Like me you may be an intuitive empath, someone who's so sensitive to energy you pick it up from other people but you're also drained by it. This goes way beyond feeling sympathy for a distraught friend-we actually take on their pain either emotionally or physically. To cope, we take refuge in solitude. We empaths are so attuned to others that we can feel what's going on inside of them. This can put us on energy overload and aggravate everything from chronic fatigue to overeating.

Growing up, my girlfriends couldn't wait to hit the malls, but I dreaded them. I always felt overwhelmed, exhausted around crowds, though I was clueless why. "What's the matter?" friends would say, shooting me the weirdest looks. All I knew was that crowded places and I just didn't mix. I'd go there feeling fine but leave nervous, depressed, or with some new ache or pain. Unsuspectingly, I was a gigantic sponge, absorbing the energy of people around me.

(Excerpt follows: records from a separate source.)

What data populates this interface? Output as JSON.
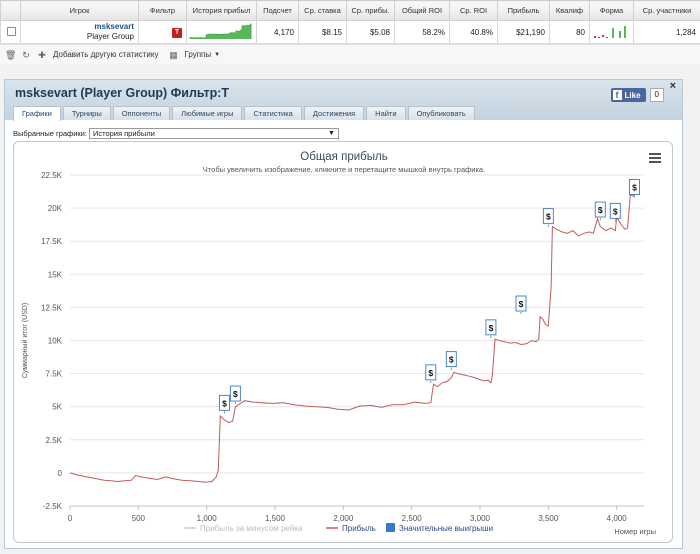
{
  "stats": {
    "headers": [
      "Игрок",
      "Фильтр",
      "История прибыл",
      "Подсчет",
      "Ср. ставка",
      "Ср. прибы.",
      "Общий ROI",
      "Ср. ROI",
      "Прибыль",
      "Квалиф",
      "Форма",
      "Ср. участники"
    ],
    "row": {
      "name": "msksevart",
      "group": "Player Group",
      "filter_badge": "T",
      "count": "4,170",
      "avg_stake": "$8.15",
      "avg_profit": "$5.08",
      "total_roi": "58.2%",
      "avg_roi": "40.8%",
      "profit": "$21,190",
      "qualif": "80",
      "avg_entrants": "1,284"
    }
  },
  "toolbar": {
    "add_stat": "Добавить другую статистику",
    "groups": "Группы"
  },
  "panel": {
    "title": "msksevart (Player Group) Фильтр:T",
    "close": "×",
    "fb_like": "Like",
    "fb_count": "0",
    "tabs": [
      "Графики",
      "Турниры",
      "Оппоненты",
      "Любимые игры",
      "Статистика",
      "Достижения",
      "Найти",
      "Опубликовать"
    ],
    "selected_label": "Выбранные графики:",
    "selected_value": "История прибыли"
  },
  "chart_data": {
    "type": "line",
    "title": "Общая прибыль",
    "subtitle": "Чтобы увеличить изображение, кликните и перетащите мышкой внутрь графика.",
    "ylabel": "Суммарный итог (USD)",
    "xlabel": "Номер игры",
    "xlim": [
      0,
      4200
    ],
    "ylim": [
      -2500,
      22500
    ],
    "x_ticks": [
      "0",
      "500",
      "1,000",
      "1,500",
      "2,000",
      "2,500",
      "3,000",
      "3,500",
      "4,000"
    ],
    "y_ticks": [
      "-2.5K",
      "0",
      "2.5K",
      "5K",
      "7.5K",
      "10K",
      "12.5K",
      "15K",
      "17.5K",
      "20K",
      "22.5K"
    ],
    "legend": [
      "Прибыль за минусом рейка",
      "Прибыль",
      "Значительные выигрыши"
    ],
    "colors": {
      "profit": "#c25a5a",
      "rake": "#d9d9d9",
      "wins": "#3779c6",
      "grid": "#e6e6e6"
    },
    "series": [
      {
        "name": "Прибыль",
        "points": [
          [
            0,
            0
          ],
          [
            50,
            -150
          ],
          [
            100,
            -250
          ],
          [
            150,
            -350
          ],
          [
            200,
            -450
          ],
          [
            250,
            -550
          ],
          [
            300,
            -600
          ],
          [
            350,
            -650
          ],
          [
            400,
            -600
          ],
          [
            450,
            -550
          ],
          [
            480,
            -200
          ],
          [
            520,
            -300
          ],
          [
            580,
            -400
          ],
          [
            640,
            -500
          ],
          [
            700,
            -300
          ],
          [
            760,
            -450
          ],
          [
            820,
            -550
          ],
          [
            880,
            -600
          ],
          [
            940,
            -650
          ],
          [
            990,
            -700
          ],
          [
            1040,
            -650
          ],
          [
            1070,
            -300
          ],
          [
            1085,
            200
          ],
          [
            1100,
            4300
          ],
          [
            1130,
            4000
          ],
          [
            1160,
            3800
          ],
          [
            1190,
            3900
          ],
          [
            1210,
            5000
          ],
          [
            1240,
            5200
          ],
          [
            1280,
            5450
          ],
          [
            1340,
            5350
          ],
          [
            1400,
            5300
          ],
          [
            1480,
            5250
          ],
          [
            1560,
            5300
          ],
          [
            1640,
            5150
          ],
          [
            1720,
            5050
          ],
          [
            1800,
            5000
          ],
          [
            1880,
            4950
          ],
          [
            1960,
            4800
          ],
          [
            2040,
            4750
          ],
          [
            2120,
            5050
          ],
          [
            2200,
            5100
          ],
          [
            2280,
            4950
          ],
          [
            2360,
            5150
          ],
          [
            2440,
            5150
          ],
          [
            2520,
            5350
          ],
          [
            2600,
            5250
          ],
          [
            2640,
            5300
          ],
          [
            2660,
            6700
          ],
          [
            2690,
            6500
          ],
          [
            2720,
            6800
          ],
          [
            2760,
            6900
          ],
          [
            2790,
            7200
          ],
          [
            2810,
            7600
          ],
          [
            2840,
            7500
          ],
          [
            2880,
            7400
          ],
          [
            2920,
            7300
          ],
          [
            2960,
            7200
          ],
          [
            3000,
            7050
          ],
          [
            3030,
            6950
          ],
          [
            3060,
            7000
          ],
          [
            3080,
            6800
          ],
          [
            3090,
            7300
          ],
          [
            3110,
            10100
          ],
          [
            3140,
            10000
          ],
          [
            3180,
            9900
          ],
          [
            3220,
            9800
          ],
          [
            3260,
            9850
          ],
          [
            3300,
            9700
          ],
          [
            3340,
            9750
          ],
          [
            3380,
            10000
          ],
          [
            3410,
            9900
          ],
          [
            3430,
            10100
          ],
          [
            3440,
            11800
          ],
          [
            3460,
            11600
          ],
          [
            3480,
            11200
          ],
          [
            3500,
            11100
          ],
          [
            3520,
            14000
          ],
          [
            3530,
            18600
          ],
          [
            3560,
            18400
          ],
          [
            3600,
            18200
          ],
          [
            3640,
            18100
          ],
          [
            3680,
            18300
          ],
          [
            3720,
            17900
          ],
          [
            3760,
            18100
          ],
          [
            3800,
            18200
          ],
          [
            3830,
            18100
          ],
          [
            3860,
            19200
          ],
          [
            3880,
            18600
          ],
          [
            3920,
            18300
          ],
          [
            3960,
            18500
          ],
          [
            3990,
            18300
          ],
          [
            4000,
            19300
          ],
          [
            4030,
            18800
          ],
          [
            4060,
            18400
          ],
          [
            4080,
            18500
          ],
          [
            4100,
            21000
          ],
          [
            4120,
            20900
          ],
          [
            4140,
            21200
          ]
        ]
      }
    ],
    "big_wins": [
      [
        1130,
        4500
      ],
      [
        1210,
        5200
      ],
      [
        2640,
        6800
      ],
      [
        2790,
        7800
      ],
      [
        3080,
        10200
      ],
      [
        3300,
        12000
      ],
      [
        3500,
        18600
      ],
      [
        3880,
        19100
      ],
      [
        3990,
        19000
      ],
      [
        4130,
        20800
      ]
    ]
  }
}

Thank goodness, as I matured, I realized I had intuitive empathy. Once I learned to protect my energy, empathy has become a gift enhancing my compassion.

A Survival Guide to Protect Yourself from Energy Vampires

You don't have to be an empath to experience the fang marks of an energy vampire, though empaths are often hit the hardest. Relationships are always an energy exchange. To stay feeling our best, we must ask ourselves: Who gives us energy? Who saps it? It's important to be surrounded by supportive, heart-centered people who make us feel safe and secure. It's equally important to pinpoint the energy vampires, who, whether they intend to or not, leech our energy.

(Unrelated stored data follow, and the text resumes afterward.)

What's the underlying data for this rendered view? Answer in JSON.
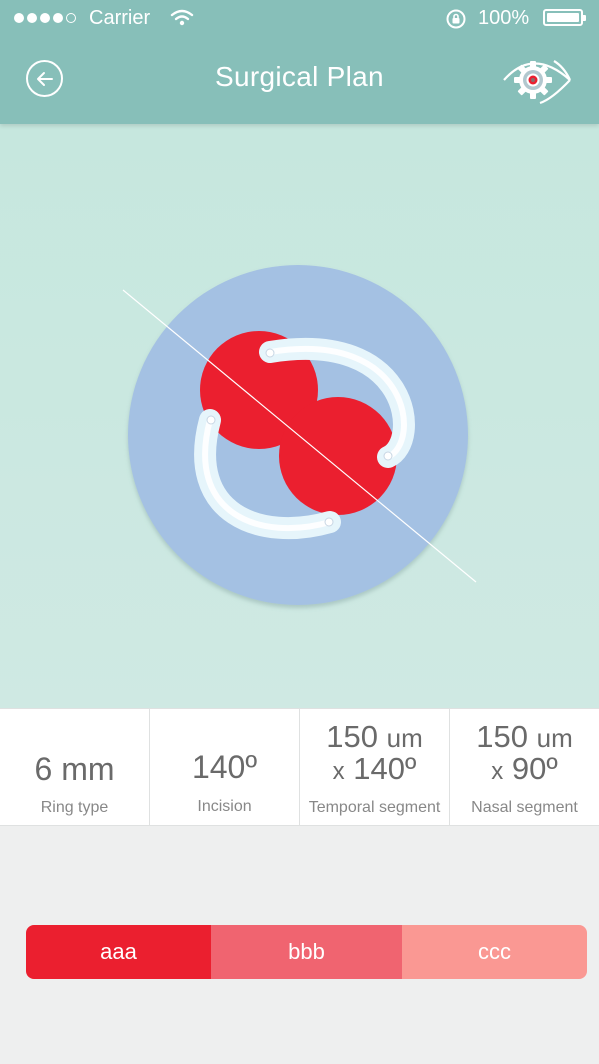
{
  "status_bar": {
    "signal_bars": 4,
    "signal_total": 5,
    "carrier": "Carrier",
    "wifi_icon": "wifi-icon",
    "lock_icon": "rotation-lock-icon",
    "battery_percent": "100%",
    "battery_level": 1.0
  },
  "nav": {
    "title": "Surgical Plan",
    "back_icon": "back-arrow-icon",
    "settings_icon": "eye-gear-icon"
  },
  "diagram": {
    "ring_color": "#a4c1e3",
    "pattern_color": "#eb1f2f",
    "segment_color": "#e6f5fb",
    "incision_line_color": "#ffffff"
  },
  "info": {
    "ring_type": {
      "value": "6 mm",
      "label": "Ring type"
    },
    "incision": {
      "value": "140º",
      "label": "Incision"
    },
    "temporal": {
      "size": "150",
      "size_unit": "um",
      "prefix": "x",
      "angle": "140º",
      "label": "Temporal segment"
    },
    "nasal": {
      "size": "150",
      "size_unit": "um",
      "prefix": "x",
      "angle": "90º",
      "label": "Nasal segment"
    }
  },
  "segments": {
    "items": [
      {
        "label": "aaa",
        "color": "#eb1f2f"
      },
      {
        "label": "bbb",
        "color": "#f06470"
      },
      {
        "label": "ccc",
        "color": "#fa9893"
      }
    ]
  }
}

Positive energy in others can be rejuvenative. For instance, you're nervous about a job interview, but the minute you meet your prospective boss you relax. He's so calm and welcoming, you calm down too. Or perhaps you have a good friend around whom you always feel loved. These are energy-givers, those we must gravitate towards.

In contrast, energy vampires exude negative energy that drains. Vampires range from the intentionally malicious ones to those who are oblivious to their effect. Some are overbearing and obnoxious; others are friendly and charming. For example, you're at a party talking to a perfectly nice person, but suddenly you're nauseous or weak. Or how about the co-worker who drones on about how she broke up with her boyfriend for the tenth time? Eventually, she feels better, but you're spent. The bottom line is that on a subtle energy level these people suck you dry.

There are many types of vampires to watch out for. The main ones I stress in my book are the Drama Queen who wears you out with her dramas; The Sob Sister, who whines all the time; The Blamer, who cuts you down with criticism and The Go-For-The-Carotid type who purposely cuts you down without any respect for your feelings. Keep an eye out for these types so you're aware of their methods, and stop them from draining you.

Strategies for Dealing With Energy Vampires

1.Take an inventory of people in your life who give energy, and people who drain. Specifically identify the energy vampires, and begin to evaluate people you'd like to limit contact with or eliminate. Plan at least one complete afternoon with people who give off positive energy and avoid drainers. Notice how this beneficially affects your physical and emotional well-being.